Of wings and bones and government men
Nov. 19th, 2018 10:20 amWho’s got two thumbs and finally read a fiction book? This girl! And all it took was having a combined physical and emotional (and motor vehicle) breakdown, getting sick as a dog and way too cranky to do anything else.
While I was sitting in the car dealership on Monday, getting my car serviced after the battery died on the way out of MurderBooze, I dove into Genevieve Valentine’s Mechanique: A Tale of the Circus Tresaulti, a steampunk novel I’d picked up at a Readercon a few years ago. I figured it would be something fun and light to counteract the pile of nonfiction I’ve read since Labor Day.
Friends, Mechanique was not fun and light. It was, however, engrossing enough to distract me from how miserable I felt, which is the important thing.
In a civilization collapsed by endless war, a woman known only as Boss runs a traveling circus. Some of the people in the circus are ordinary: The crew, the dancing girls, the young carnival barker known only as Little George. The rest of the acts, however, are not ordinary at all. They are all part mechanical, with hollow copper bones so that they can be lighter and more flexible, and some with other modifications, as well.
When we have a viewpoint character — which we do not always; some sections of the book are in the second person — it is most commonly Little George the barker. He doesn’t always actually know what’s really going on with this circus, and in the beginning, we stay ignorant with him. But as the story progresses and George gets a clue and we spend more time in other people's heads, the demented magic at the heart of the Circus Tresaulti is slowly uncovered.
The core object at the plot of this book is a pair of mechanical wings, previously worn by a circus performer called Alan. Alan fell, one day, which wasn't supposed to happen. Since then, the wings have been unworn, but a pair of acrobats both want them. These two acrobats hate each other, since they're both after the same thing, but this doesn't stop them from doing an act together, not like they have much of a choice in the matter.
The other main plot thread is that the government, such as it is, the newest one in a succession of unstable governments, might be interested in the magic/technology/whatever it is that Boss is using to, uh, enhance the performers. This is, for a variety of reasons, both a bad idea, and bad news for the circus should the government men catch them.

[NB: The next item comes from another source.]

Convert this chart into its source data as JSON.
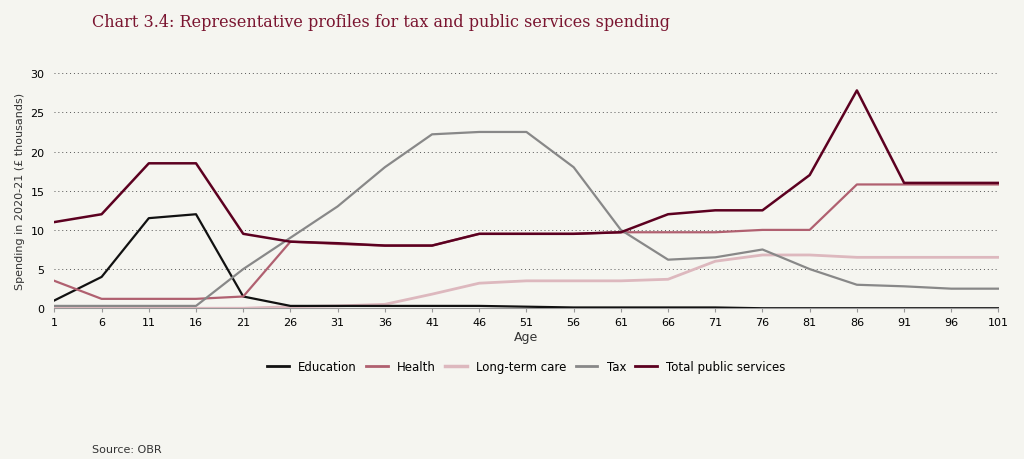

One thing that really struck me about this book was the style. It is somehow very spare and understated, but also full of parentheticals. As an inveterate parenthesis-user myself, I am extremely impressed and wish to learn the trick of this, so that I don't have to give up all my parens to be readable. Although even if I do, it is unlikely I will ever achieve the sort of stylistic beautiful brutality that Valentine pulls off in this one. It gives the whole novel a feel of being in clips of old footage. The understated style also works really well with the subject matter, which is often very grim and bloody and doesn't require a lot of overwritten detail to start making your shins hurt in sympathy.
This book probably isn't for everyone, since I'm sure a lot of people would want a book about a post-apocalyptic steampunk circus to be more lush and fun, and this is not that sort of book. But it is very good at being the sort of book that it is, which is a creepy weird one.